Starting a business is a lot like starting a new romantic relationship. It often comes with intense excitement about the future and some degree of personal risk. If you let your emotions dictate how you behave, you might eventually find yourself in a situation where you aren’t fully in control and have a lot at risk.
Entrepreneurs hoping to start their own businesses need to plan ahead to minimize the possibility of major issues flaring up and endangering them or the company that they want to start. What are two important steps that people should take when starting a new business for their own protection?
1. They should start a bank account
As soon as you need to perform financial transactions on behalf of your business, you need to separate the company’s finances from your own. Even if you simply use cash and maintain receipts initially, you want to avoid using your personal credit cards and bank accounts.

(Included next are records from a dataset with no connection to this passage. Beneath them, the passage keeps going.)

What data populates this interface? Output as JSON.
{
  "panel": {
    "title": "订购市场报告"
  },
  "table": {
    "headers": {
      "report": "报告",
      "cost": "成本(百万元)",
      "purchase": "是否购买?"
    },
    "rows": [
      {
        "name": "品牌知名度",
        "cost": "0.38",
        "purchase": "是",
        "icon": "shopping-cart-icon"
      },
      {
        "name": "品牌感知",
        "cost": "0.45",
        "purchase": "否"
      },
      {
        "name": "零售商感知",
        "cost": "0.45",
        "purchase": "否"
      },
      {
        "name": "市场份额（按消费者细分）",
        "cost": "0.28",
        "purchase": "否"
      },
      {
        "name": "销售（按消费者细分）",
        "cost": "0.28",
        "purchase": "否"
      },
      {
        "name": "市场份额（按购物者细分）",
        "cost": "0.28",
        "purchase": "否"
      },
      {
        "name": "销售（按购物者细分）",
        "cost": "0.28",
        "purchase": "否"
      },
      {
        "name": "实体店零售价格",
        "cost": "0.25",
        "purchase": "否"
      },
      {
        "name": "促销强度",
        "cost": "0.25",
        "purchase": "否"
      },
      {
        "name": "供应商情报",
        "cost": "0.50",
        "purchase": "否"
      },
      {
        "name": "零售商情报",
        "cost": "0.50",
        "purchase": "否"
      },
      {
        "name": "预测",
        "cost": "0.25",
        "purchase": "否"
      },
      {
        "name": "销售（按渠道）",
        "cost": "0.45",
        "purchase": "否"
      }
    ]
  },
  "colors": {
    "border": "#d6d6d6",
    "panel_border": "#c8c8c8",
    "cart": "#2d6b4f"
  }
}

Otherwise, even if you start a formal business entity later, your personal accounts could be at risk if creditors or plaintiffs in a product liability lawsuit can’t recover enough from your business.
2. Look into appropriate insurance
Exactly how much insurance you need and what kinds of business coverage you required depends on the industry in which you want to operate and numerous other factors. You may eventually require more insurance than you do initially.
For example, as a small startup, you may only need basic business and liability coverage. Once you have your own facilities and employees, you may need workers’ compensation, premises liability and product liability insurance. Appropriate coverage will help protect the business and also you from financial losses related to the company’s operations.
Taking the right steps when you decide you want to start your own business can protect your personal resources and set the business up for success.